Die frühere Sprint-Spezialistin sieht die Enhanced Games auch aus gesundheitlicher Perspektive kritisch. „Ist es das wert, dass man sich das ganze Zeug – auch wenn das ärztlich überwacht wird – reinzieht? Es weiß ja niemand, was in zehn Jahren passiert. Was passiert dann mit dir? Dann hast du fünf Jahre mehr Kohle, aber dann bist du in zehn Jahren vielleicht tot“, sagte die 41-Jährige. 

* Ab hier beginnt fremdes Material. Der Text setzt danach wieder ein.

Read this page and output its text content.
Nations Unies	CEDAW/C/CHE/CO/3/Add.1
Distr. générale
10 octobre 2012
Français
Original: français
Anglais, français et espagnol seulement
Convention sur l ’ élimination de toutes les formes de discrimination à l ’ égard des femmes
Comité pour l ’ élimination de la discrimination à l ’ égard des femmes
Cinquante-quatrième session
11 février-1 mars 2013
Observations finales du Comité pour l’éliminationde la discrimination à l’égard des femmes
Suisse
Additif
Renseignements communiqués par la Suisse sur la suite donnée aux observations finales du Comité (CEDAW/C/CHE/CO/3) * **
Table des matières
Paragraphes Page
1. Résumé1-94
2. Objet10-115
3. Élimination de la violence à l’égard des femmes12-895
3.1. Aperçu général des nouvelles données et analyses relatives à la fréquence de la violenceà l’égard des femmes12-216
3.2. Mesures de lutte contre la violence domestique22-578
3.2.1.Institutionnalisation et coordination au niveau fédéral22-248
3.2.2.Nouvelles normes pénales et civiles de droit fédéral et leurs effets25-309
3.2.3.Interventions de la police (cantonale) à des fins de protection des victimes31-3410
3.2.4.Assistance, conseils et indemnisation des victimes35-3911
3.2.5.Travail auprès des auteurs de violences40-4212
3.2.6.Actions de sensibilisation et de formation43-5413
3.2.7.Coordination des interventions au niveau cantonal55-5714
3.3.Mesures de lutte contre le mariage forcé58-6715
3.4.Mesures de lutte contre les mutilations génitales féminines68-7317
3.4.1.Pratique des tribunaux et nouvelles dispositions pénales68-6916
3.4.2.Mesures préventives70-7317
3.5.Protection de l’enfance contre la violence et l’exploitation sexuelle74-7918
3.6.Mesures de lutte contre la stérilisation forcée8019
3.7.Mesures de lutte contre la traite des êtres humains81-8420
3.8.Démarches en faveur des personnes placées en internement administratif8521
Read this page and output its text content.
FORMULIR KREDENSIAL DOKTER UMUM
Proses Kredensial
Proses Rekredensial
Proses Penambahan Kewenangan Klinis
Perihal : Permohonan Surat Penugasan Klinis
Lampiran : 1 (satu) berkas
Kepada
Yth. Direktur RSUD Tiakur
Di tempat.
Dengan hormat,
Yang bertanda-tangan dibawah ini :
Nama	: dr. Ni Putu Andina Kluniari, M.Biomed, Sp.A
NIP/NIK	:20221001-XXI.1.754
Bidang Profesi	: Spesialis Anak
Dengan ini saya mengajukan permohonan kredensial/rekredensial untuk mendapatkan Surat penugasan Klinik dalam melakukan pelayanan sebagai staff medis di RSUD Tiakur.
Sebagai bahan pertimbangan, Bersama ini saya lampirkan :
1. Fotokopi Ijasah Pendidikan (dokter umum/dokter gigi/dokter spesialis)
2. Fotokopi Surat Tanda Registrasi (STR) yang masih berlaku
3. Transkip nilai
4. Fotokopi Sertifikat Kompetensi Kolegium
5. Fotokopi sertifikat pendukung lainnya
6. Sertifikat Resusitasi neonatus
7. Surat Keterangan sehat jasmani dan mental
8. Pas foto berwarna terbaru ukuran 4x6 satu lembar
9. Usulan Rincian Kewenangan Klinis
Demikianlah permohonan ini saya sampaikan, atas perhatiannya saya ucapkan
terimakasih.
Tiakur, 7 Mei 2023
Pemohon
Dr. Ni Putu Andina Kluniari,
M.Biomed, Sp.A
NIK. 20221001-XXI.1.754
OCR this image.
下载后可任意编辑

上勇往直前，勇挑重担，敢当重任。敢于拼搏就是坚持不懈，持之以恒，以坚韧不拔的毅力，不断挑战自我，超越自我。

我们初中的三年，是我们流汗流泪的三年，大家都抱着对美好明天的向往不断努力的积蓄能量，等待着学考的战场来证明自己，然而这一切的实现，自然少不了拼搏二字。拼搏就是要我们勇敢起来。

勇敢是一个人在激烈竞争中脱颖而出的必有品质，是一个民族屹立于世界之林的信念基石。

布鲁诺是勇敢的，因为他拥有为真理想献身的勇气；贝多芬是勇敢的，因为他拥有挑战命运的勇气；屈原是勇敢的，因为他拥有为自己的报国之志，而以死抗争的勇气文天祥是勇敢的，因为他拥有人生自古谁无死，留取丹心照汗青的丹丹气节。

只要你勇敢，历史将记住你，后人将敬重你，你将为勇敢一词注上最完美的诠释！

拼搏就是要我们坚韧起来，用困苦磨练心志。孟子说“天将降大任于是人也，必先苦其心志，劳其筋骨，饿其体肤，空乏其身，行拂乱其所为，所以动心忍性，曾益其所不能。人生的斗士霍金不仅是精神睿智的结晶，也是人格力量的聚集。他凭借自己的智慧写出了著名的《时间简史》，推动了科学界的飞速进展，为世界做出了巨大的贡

Sie selbst hätte eine solche Anfrage zu aktiven Zeiten aber nicht nur deswegen kategorisch abgelehnt: „Für mich wäre es eine Charakterfrage gewesen, und ich hätte es nicht gemacht.“ Auch Steffen betonte: „Für mich wäre das nie etwas gewesen.“

Brandt gibt auch zu bedenken, dass die zu den Enhanced Games gewechselten Athleten womöglich für Marketing-Zwecke benutzt werden. „Wir sind erstmal krass geschockt, aber die Leute sind trotzdem neugierig und wollen wissen, was passiert da, wie geht das“, sagte sie: „So funktioniert ja gutes Marketing.“

Zur Führungsriege der Enhanced Games gehören der deutsche Milliardär Christian Angermayer, unter anderem Mitgründer eines Biopharma-Unternehmens, und der australische Oxford-Absolvent Aron D’Souza. Das Internationale Olympische Komitee und die Welt-Anti-Doping-Agentur haben das Projekt scharf kritisiert.